Photographers as Collectors
Over the last two months, my family has been on a huge clean-up and maintenance spree of various things in my home. It was not as much a realisation as it was revelation, about the sheer quantum of things we have collected together as a family. Knick knacks, bric-a-brac, mishmash, odds and ends, this and that, remnants and rags, bits and bobs, mould and gold. And photos and books. We are a joint family. When anyone tries to discard something, almost invariably, spontaneously, it develops instant value with one family member or the other, who, until then, never sought or thought to open, clean, or even glance at the object for years. What can I say? I’m a sentimental guy too.
Much to the annoyance of my mother and my wife, and much to the delight of my 5-year-old, I have ended up being a second generation collector. My father, the founder and ring-leader of our mutual enterprise, exceeds me by far. He collects music and musical instruments, and knows how to play most of them. He collects vases, books, and curios. And dry sticks, roots, fronds, and leaves from the garden. He has no impulse control. For him, collecting things is a process and the possibilities are endless. He is infinitely the more creative of the two of us, and can make use of absolutely anything. A ruptured, discarded vacuum cleaner hose. Plastic netting from the vegetable section of the local supermarket. Copper wire. Empty boxes. Pieces of wood. When he is criticised by my mother, he admonishes, saying, “Other people’s trash is my gold. I don’t tell you how to cook. Leave me alone!”
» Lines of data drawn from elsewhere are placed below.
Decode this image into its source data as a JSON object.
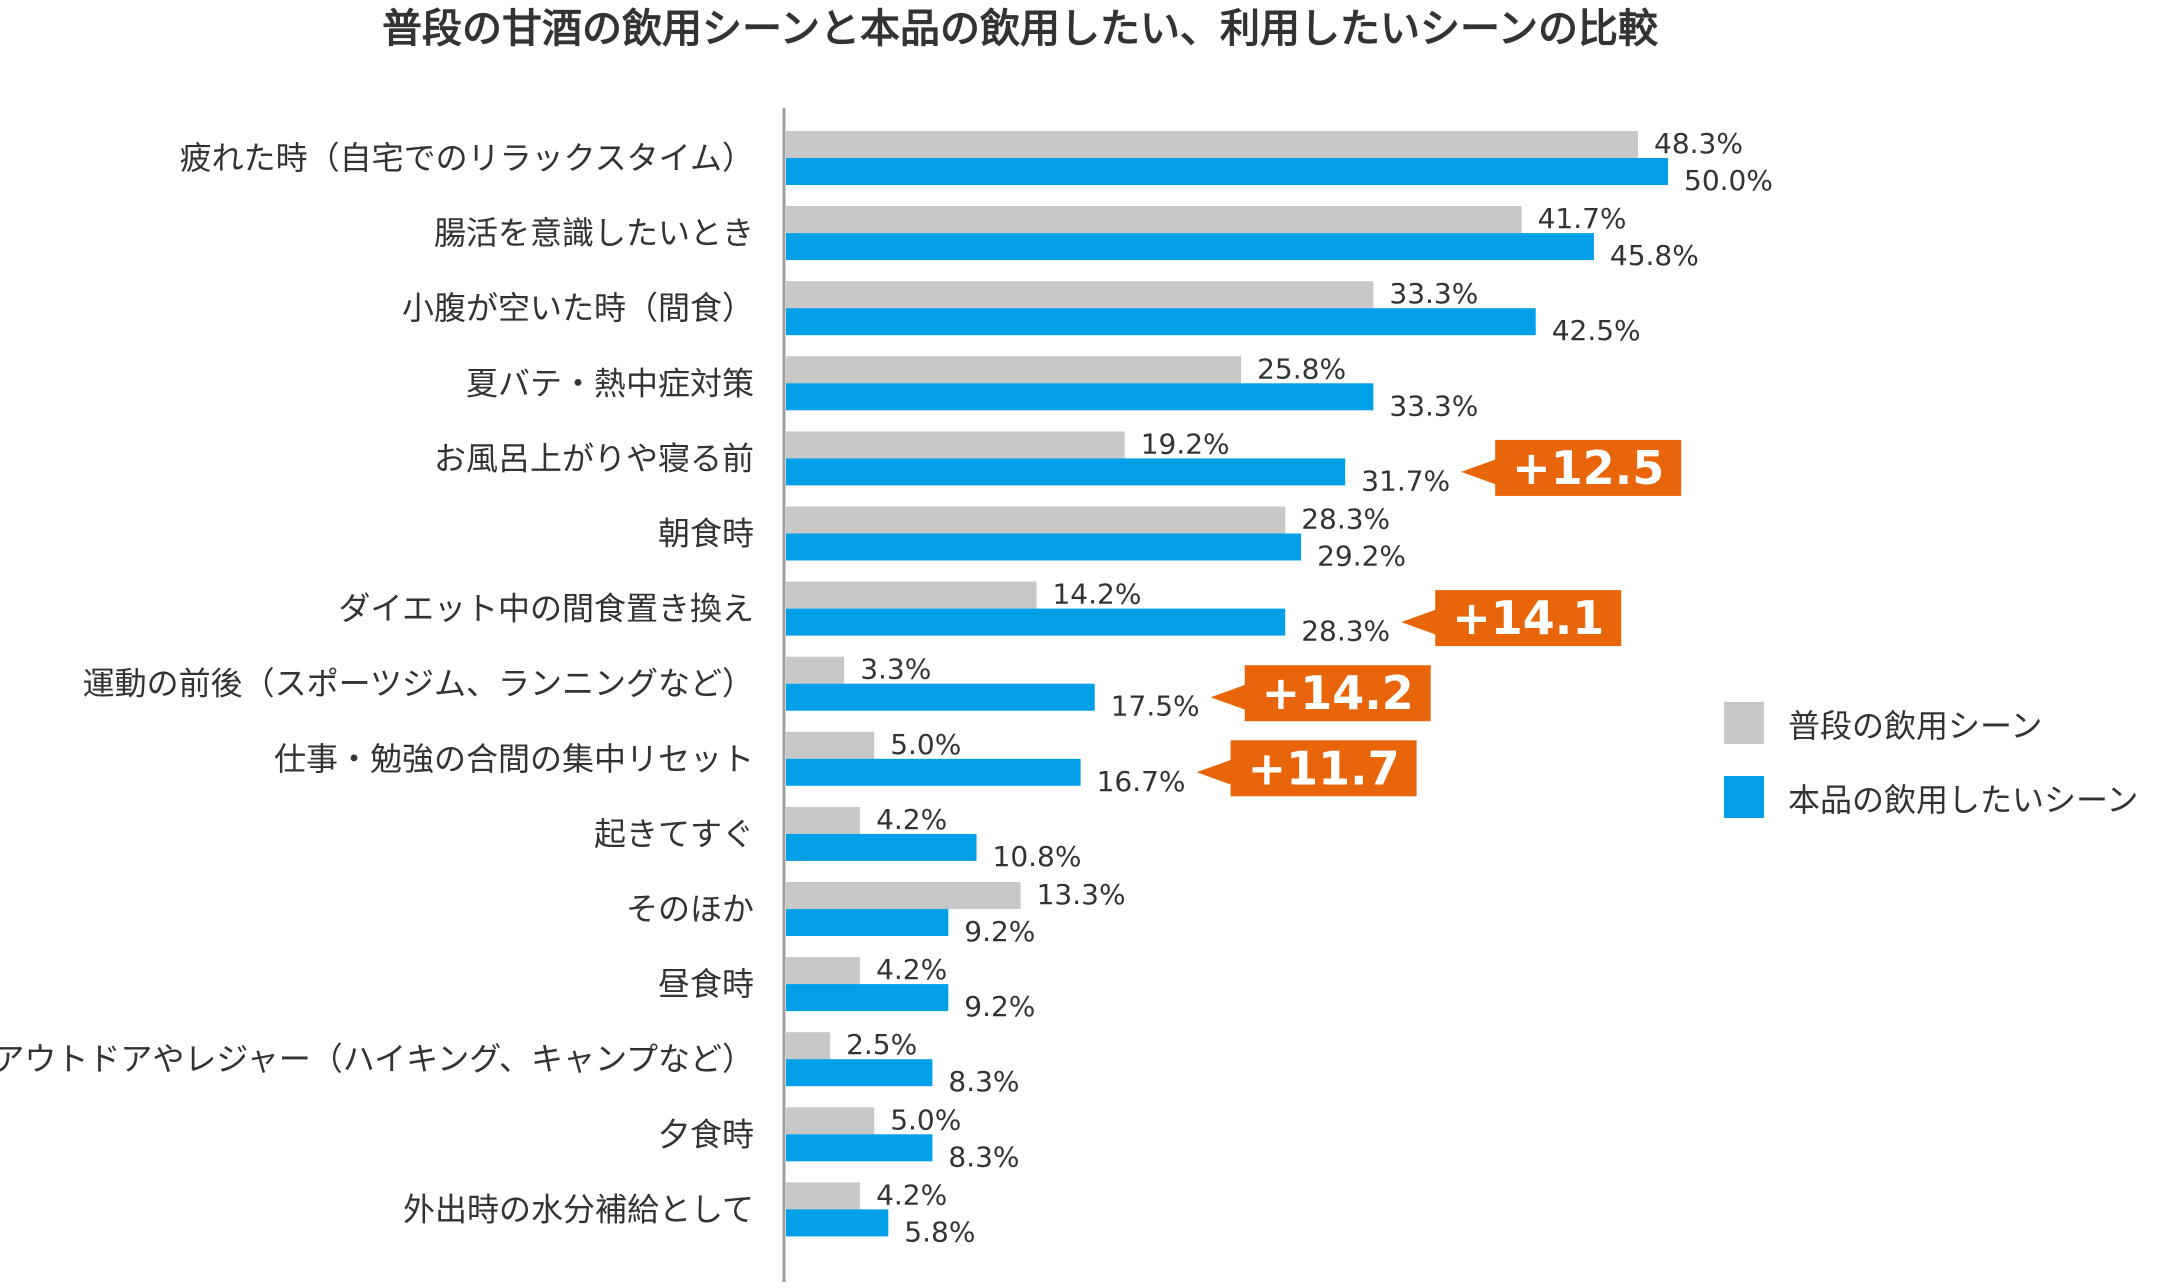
{
  "chart_data": {
    "type": "bar",
    "orientation": "horizontal",
    "title": "普段の甘酒の飲用シーンと本品の飲用したい、利用したいシーンの比較",
    "categories": [
      "疲れた時（自宅でのリラックスタイム）",
      "腸活を意識したいとき",
      "小腹が空いた時（間食）",
      "夏バテ・熱中症対策",
      "お風呂上がりや寝る前",
      "朝食時",
      "ダイエット中の間食置き換え",
      "運動の前後（スポーツジム、ランニングなど）",
      "仕事・勉強の合間の集中リセット",
      "起きてすぐ",
      "そのほか",
      "昼食時",
      "アウトドアやレジャー（ハイキング、キャンプなど）",
      "夕食時",
      "外出時の水分補給として"
    ],
    "series": [
      {
        "name": "普段の飲用シーン",
        "color": "#c8c8c8",
        "values": [
          48.3,
          41.7,
          33.3,
          25.8,
          19.2,
          28.3,
          14.2,
          3.3,
          5.0,
          4.2,
          13.3,
          4.2,
          2.5,
          5.0,
          4.2
        ],
        "labels": [
          "48.3%",
          "41.7%",
          "33.3%",
          "25.8%",
          "19.2%",
          "28.3%",
          "14.2%",
          "3.3%",
          "5.0%",
          "4.2%",
          "13.3%",
          "4.2%",
          "2.5%",
          "5.0%",
          "4.2%"
        ]
      },
      {
        "name": "本品の飲用したいシーン",
        "color": "#00a0e9",
        "values": [
          50.0,
          45.8,
          42.5,
          33.3,
          31.7,
          29.2,
          28.3,
          17.5,
          16.7,
          10.8,
          9.2,
          9.2,
          8.3,
          8.3,
          5.8
        ],
        "labels": [
          "50.0%",
          "45.8%",
          "42.5%",
          "33.3%",
          "31.7%",
          "29.2%",
          "28.3%",
          "17.5%",
          "16.7%",
          "10.8%",
          "9.2%",
          "9.2%",
          "8.3%",
          "8.3%",
          "5.8%"
        ]
      }
    ],
    "annotations": [
      {
        "category_index": 4,
        "text": "+12.5"
      },
      {
        "category_index": 6,
        "text": "+14.1"
      },
      {
        "category_index": 7,
        "text": "+14.2"
      },
      {
        "category_index": 8,
        "text": "+11.7"
      }
    ],
    "callout_color": "#e8650a",
    "axis_color": "#a0a0a0",
    "xlim": [
      0,
      50
    ],
    "legend_position": "right"
  }
}
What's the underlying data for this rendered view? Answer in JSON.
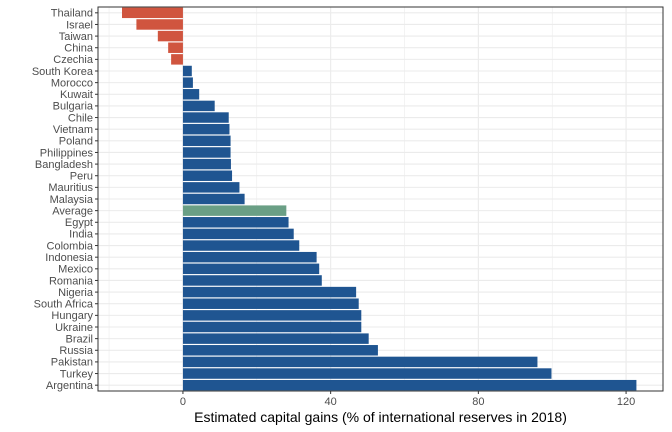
{
  "chart_data": {
    "type": "bar",
    "orientation": "horizontal",
    "categories": [
      "Thailand",
      "Israel",
      "Taiwan",
      "China",
      "Czechia",
      "South Korea",
      "Morocco",
      "Kuwait",
      "Bulgaria",
      "Chile",
      "Vietnam",
      "Poland",
      "Philippines",
      "Bangladesh",
      "Peru",
      "Mauritius",
      "Malaysia",
      "Average",
      "Egypt",
      "India",
      "Colombia",
      "Indonesia",
      "Mexico",
      "Romania",
      "Nigeria",
      "South Africa",
      "Hungary",
      "Ukraine",
      "Brazil",
      "Russia",
      "Pakistan",
      "Turkey",
      "Argentina"
    ],
    "values": [
      -16.5,
      -12.6,
      -6.8,
      -4.0,
      -3.2,
      2.4,
      2.7,
      4.4,
      8.6,
      12.4,
      12.6,
      12.9,
      12.9,
      13.0,
      13.3,
      15.3,
      16.7,
      28.0,
      28.6,
      30.0,
      31.5,
      36.2,
      36.9,
      37.6,
      46.9,
      47.6,
      48.3,
      48.3,
      50.3,
      52.8,
      96.0,
      99.8,
      122.8
    ],
    "colors": {
      "negative": "#d0553f",
      "positive": "#1f5591",
      "average": "#6a9f85",
      "grid": "#ebebeb",
      "panel_border": "#333333",
      "tick": "#333333"
    },
    "title": "",
    "xlabel": "Estimated capital gains (% of international reserves in 2018)",
    "ylabel": "",
    "xlim": [
      -23,
      130
    ],
    "xticks": [
      0,
      40,
      80,
      120
    ],
    "grid": true,
    "legend": "none"
  }
}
A plastic two-litre Sprite bottle is melted on our gas stove in the kitchen. Wrinkled, shrunk and deformed, it is now a breathtaking, green, crystalline-like container that holds a large chrysanthemum on the dining table. They all became a part of a rather spectacular Ikebana arrangement, which in turn became the conversation piece as my extended family ushered in the new year together. That silenced the in-house critics for a while. I often marvel at how his mind works. He incessantly photographs too, whenever something or someone catches his fancy, averaging about a gigabyte a day. Despite his severely deficient, partial eyesight, each frame, including the seemingly mundane, are precious to him. He revels in the moment and gets upset when such moments pass untended. For my dad, every subject is gold.
I collect books and curios too. But for me, it is all in phases, and in themes, and have definitive starting and saturation points. Rocks, fountain pens, bottles of famous whisky, cameras, LP records, a modest print and painting collection. I even had a stoneware teapot phase and a light bulb phase. But books have been my longest phase, and biggest heartache. I have spent a percentage of my monthly earnings, for the better part of two decades, on new and second-hand books. A lot these books are on photography and art. Some are on the physics and chemistry of analogue photography, and printing techniques. Most of the newer generation of photographers would not have heard of those subjects or terminology, let alone know about the pioneers in these fields… As though an era shimmered and then vanished. I think those books are going to be very valuable soon. The joy (and loss) of a print made using analogue processes—so that there is just one original—will be the next big wave among intellectual photographers, collectors and gallerists. This is already happening in many countries.
I must admit that I have not taken very good care of my books and belongings, and I say that despite not inconsiderable effort. When collections become too large and unwieldy, it becomes difficult to care for it very well, especially in humid, coastal environs, and if you don’t have the space or resources. Eventually, some beautifully printed books fade and become dull. Some get damp and mildewed. The really old ones begin to crumble. And books hurt, just as memories hurt, and people hurt when they fade away; as it must for anything truly loved. With me, just as with many, the easiest way to deal with loss is to not deal with it. To ignore the pain until it becomes a dull ache, just like the colours in those books. Thus ended that phase of collecting. Oddly enough, I have come to realise that my photographic method and its failings are exactly similar to the way I collect things. And it is problematic. I have at least two dozen unedited photographic series, some incomplete and languishing… Because I slid, and let that ache ebb, and compromised with myself on myself, on how I treated my collections. Because there is always another day. It is all in the mindset, and in the approach. If there is always a new day for a new beginning, nothing begins now. Trash can certainly be gold if you want it to, and if you know what to do with it. It is infinitely better to start anew, to conclude, to feel loss for the present than to linger in the past, even as you try to get away from it. On that note, the Better Photography family wishes you and your family a Happy New Year. May this year be one of brilliant beginnings and conclusive endings, new prospects and new light.